In her latest report, Denham decried “an entrenched oral culture of decision making in government,’” designed to thwart public requests for information.
As The Sun has reported, the Clark government stands accused of avoiding creating written records that might later prove embarrassing through mass deletion of emails, and using private email accounts and secret code names — as did the Liberal government of Gordon Campbell before hers, and the Ujjal Dosanjh NDP government before his.
Each leader promised to overturn the clandestine practices of his or her predecessor and run an open and transparent government.
The failure of any government to honour its obligations under FOI legislation suggests that the language of the related laws and regulations needs to be more explicit and penalties for failure to comply more severe. On that score, the Liberals have moved in the opposite direction, repealing penalties and sanctions in a new management information regime that had been part of earlier legislation.

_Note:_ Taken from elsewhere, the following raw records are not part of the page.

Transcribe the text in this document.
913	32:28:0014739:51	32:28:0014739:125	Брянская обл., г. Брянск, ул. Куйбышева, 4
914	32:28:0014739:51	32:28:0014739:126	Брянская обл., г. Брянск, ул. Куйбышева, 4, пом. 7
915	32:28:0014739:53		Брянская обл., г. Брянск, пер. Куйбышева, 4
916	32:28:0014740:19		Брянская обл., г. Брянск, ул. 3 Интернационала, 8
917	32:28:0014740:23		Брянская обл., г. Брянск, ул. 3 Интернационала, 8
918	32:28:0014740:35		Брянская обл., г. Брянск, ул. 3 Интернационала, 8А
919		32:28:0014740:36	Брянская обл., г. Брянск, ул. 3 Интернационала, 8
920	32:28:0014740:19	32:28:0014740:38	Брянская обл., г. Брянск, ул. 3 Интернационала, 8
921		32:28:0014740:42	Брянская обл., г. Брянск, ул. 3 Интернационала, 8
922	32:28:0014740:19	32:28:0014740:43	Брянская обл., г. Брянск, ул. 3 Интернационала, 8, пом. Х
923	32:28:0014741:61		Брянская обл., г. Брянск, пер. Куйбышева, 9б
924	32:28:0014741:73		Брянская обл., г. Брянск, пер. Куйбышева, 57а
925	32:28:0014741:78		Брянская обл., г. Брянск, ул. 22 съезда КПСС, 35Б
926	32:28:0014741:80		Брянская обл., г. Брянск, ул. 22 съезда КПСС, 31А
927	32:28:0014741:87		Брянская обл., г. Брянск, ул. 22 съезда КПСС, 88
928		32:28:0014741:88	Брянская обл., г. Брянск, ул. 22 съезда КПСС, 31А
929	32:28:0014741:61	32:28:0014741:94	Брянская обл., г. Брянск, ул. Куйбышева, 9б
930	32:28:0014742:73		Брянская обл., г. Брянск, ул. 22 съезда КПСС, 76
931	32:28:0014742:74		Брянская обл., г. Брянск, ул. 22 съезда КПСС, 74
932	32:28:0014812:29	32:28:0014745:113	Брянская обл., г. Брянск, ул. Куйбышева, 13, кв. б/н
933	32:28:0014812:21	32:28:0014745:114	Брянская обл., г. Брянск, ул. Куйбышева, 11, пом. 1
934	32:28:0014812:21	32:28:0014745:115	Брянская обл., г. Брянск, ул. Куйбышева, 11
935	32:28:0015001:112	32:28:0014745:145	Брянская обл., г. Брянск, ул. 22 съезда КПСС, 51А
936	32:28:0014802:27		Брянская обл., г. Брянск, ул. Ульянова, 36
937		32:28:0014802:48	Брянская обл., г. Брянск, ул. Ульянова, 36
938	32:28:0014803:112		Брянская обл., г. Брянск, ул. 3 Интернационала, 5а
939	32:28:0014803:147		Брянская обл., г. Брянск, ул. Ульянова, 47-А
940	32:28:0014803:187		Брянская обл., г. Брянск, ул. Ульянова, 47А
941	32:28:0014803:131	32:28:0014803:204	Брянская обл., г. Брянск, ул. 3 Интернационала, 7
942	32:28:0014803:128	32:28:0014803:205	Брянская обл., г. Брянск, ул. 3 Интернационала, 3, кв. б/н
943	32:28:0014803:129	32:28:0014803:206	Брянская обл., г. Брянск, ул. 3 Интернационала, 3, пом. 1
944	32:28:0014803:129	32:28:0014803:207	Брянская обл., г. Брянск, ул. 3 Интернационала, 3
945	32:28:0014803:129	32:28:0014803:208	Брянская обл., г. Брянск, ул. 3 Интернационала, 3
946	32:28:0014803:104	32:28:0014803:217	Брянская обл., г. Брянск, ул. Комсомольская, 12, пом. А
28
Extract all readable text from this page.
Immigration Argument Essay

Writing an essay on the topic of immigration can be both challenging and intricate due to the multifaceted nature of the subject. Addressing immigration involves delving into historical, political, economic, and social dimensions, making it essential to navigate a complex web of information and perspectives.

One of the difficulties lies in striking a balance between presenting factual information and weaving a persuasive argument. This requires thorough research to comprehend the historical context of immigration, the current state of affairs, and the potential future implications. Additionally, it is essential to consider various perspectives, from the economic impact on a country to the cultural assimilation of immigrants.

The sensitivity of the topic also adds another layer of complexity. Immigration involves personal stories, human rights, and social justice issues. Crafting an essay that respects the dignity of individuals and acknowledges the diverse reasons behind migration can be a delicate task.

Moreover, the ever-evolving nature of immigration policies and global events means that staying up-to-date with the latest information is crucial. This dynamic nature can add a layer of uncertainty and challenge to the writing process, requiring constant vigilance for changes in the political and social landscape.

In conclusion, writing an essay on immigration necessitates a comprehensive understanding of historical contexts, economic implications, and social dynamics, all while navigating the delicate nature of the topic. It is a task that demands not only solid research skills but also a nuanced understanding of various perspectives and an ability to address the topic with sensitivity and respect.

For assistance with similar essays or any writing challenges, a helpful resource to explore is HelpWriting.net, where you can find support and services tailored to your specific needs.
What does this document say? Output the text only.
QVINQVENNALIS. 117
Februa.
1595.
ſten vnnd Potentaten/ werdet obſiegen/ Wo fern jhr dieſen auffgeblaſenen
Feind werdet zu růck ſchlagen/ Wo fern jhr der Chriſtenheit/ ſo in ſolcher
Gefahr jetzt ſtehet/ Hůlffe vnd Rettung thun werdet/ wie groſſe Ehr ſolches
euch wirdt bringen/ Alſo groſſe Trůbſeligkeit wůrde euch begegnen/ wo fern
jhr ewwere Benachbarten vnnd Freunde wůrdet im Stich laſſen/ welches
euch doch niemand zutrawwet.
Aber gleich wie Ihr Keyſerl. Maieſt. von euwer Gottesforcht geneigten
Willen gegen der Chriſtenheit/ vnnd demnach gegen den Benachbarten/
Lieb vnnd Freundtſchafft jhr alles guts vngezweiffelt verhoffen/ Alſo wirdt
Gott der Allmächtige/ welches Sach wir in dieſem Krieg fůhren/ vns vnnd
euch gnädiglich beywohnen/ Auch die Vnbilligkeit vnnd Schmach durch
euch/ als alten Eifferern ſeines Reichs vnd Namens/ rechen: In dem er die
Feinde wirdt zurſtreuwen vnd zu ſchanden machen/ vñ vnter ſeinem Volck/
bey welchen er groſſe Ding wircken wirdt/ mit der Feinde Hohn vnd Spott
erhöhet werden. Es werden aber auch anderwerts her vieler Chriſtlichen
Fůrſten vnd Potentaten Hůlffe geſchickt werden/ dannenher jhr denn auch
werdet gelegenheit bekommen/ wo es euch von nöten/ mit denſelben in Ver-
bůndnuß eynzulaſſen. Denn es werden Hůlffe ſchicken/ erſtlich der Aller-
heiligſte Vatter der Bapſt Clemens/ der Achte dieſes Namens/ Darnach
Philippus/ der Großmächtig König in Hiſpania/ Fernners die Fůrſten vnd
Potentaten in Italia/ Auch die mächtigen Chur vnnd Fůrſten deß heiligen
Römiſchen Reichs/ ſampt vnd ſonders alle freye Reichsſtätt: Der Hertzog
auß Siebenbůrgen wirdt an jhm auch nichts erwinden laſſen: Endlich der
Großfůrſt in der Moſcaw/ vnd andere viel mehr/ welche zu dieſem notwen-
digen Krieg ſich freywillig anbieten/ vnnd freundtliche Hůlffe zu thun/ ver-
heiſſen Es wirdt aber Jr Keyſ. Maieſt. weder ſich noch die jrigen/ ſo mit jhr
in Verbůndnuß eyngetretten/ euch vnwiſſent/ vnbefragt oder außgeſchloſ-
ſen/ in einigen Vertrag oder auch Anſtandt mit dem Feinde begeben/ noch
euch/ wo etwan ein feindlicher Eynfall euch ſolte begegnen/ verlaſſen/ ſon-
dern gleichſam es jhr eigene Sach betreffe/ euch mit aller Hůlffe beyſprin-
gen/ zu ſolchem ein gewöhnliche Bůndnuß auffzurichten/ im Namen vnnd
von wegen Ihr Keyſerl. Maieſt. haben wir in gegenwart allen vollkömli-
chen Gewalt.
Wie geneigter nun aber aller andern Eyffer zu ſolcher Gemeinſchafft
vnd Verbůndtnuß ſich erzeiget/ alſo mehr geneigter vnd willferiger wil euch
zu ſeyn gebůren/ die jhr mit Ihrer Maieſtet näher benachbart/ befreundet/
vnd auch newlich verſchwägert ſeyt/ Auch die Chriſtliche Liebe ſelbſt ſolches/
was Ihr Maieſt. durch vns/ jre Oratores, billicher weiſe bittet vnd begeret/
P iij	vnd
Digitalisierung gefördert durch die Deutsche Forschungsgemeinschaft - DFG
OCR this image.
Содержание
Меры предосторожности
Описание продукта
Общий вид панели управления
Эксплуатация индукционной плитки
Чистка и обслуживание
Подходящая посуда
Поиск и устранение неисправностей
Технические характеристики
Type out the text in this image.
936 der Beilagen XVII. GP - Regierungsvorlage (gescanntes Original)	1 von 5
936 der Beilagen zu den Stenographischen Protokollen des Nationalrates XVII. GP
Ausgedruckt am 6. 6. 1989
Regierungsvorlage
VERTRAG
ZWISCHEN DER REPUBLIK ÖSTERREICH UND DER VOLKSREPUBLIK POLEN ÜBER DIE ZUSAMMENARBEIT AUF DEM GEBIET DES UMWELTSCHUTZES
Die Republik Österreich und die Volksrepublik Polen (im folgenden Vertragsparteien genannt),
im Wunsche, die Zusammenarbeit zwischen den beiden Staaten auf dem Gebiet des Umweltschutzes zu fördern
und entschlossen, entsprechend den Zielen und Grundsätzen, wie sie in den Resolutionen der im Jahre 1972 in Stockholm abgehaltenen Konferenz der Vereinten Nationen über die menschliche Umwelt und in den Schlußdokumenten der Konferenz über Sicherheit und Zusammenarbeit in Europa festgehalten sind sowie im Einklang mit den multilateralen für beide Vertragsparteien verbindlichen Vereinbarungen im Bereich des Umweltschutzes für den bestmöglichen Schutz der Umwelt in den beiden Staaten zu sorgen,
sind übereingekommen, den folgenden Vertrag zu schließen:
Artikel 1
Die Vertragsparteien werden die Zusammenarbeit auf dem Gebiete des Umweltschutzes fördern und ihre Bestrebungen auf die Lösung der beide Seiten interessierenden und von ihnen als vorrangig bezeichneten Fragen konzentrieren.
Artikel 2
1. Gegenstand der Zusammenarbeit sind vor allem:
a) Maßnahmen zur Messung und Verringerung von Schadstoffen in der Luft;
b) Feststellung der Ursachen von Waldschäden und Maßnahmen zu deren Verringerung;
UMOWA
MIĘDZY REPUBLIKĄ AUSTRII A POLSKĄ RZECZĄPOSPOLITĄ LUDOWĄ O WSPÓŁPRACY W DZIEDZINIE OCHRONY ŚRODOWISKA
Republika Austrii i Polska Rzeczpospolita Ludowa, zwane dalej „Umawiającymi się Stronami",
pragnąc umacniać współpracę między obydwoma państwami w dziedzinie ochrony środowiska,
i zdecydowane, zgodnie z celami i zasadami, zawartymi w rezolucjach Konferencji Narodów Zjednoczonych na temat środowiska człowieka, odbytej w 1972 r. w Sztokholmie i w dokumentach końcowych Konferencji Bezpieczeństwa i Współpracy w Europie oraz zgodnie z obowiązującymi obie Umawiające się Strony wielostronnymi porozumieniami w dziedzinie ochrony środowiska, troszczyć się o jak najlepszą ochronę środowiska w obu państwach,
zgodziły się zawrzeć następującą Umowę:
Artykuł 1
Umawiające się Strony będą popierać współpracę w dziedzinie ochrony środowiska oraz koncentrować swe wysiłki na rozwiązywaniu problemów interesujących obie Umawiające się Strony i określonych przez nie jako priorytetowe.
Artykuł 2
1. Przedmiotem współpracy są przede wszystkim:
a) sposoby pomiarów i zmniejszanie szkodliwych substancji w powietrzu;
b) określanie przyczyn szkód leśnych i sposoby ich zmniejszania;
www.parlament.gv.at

It beggars belief that politicians and bureaucrats have been permitted to triple-delete their email messages, removing them from servers so they were lost forever. No corporate enterprise would give its employees that authority. Such material must be retained in the event of an inquiry, litigation and yes, an FOI request.
The federal Access to Information Act could serve as a reasonable starting point for a strengthened FOI Act, for B.C. Section 67.1 states:
No person shall, with intent to deny a right of access under this Act, (a) destroy, mutilate or alter a record; (b) falsify a record or make a false record; (c) conceal a record; or (d) direct, propose, counsel or cause any person in any manner to do anything mentioned in any of paragraphs (a) to (c).
We must add to this list a duty to document — that is, a requirement that public officials create the records necessary to document their actions and decisions — a measure enshrined in law in New Zealand and two Australian states. The NDP opposition has noted that it tabled in the legislature last spring a new access to information law that includes a duty to document.
Clearly, an all-party review of existing and proposed legislation with the active participation of information commissioners past and present will be key to improving this vital aspect of government accountability.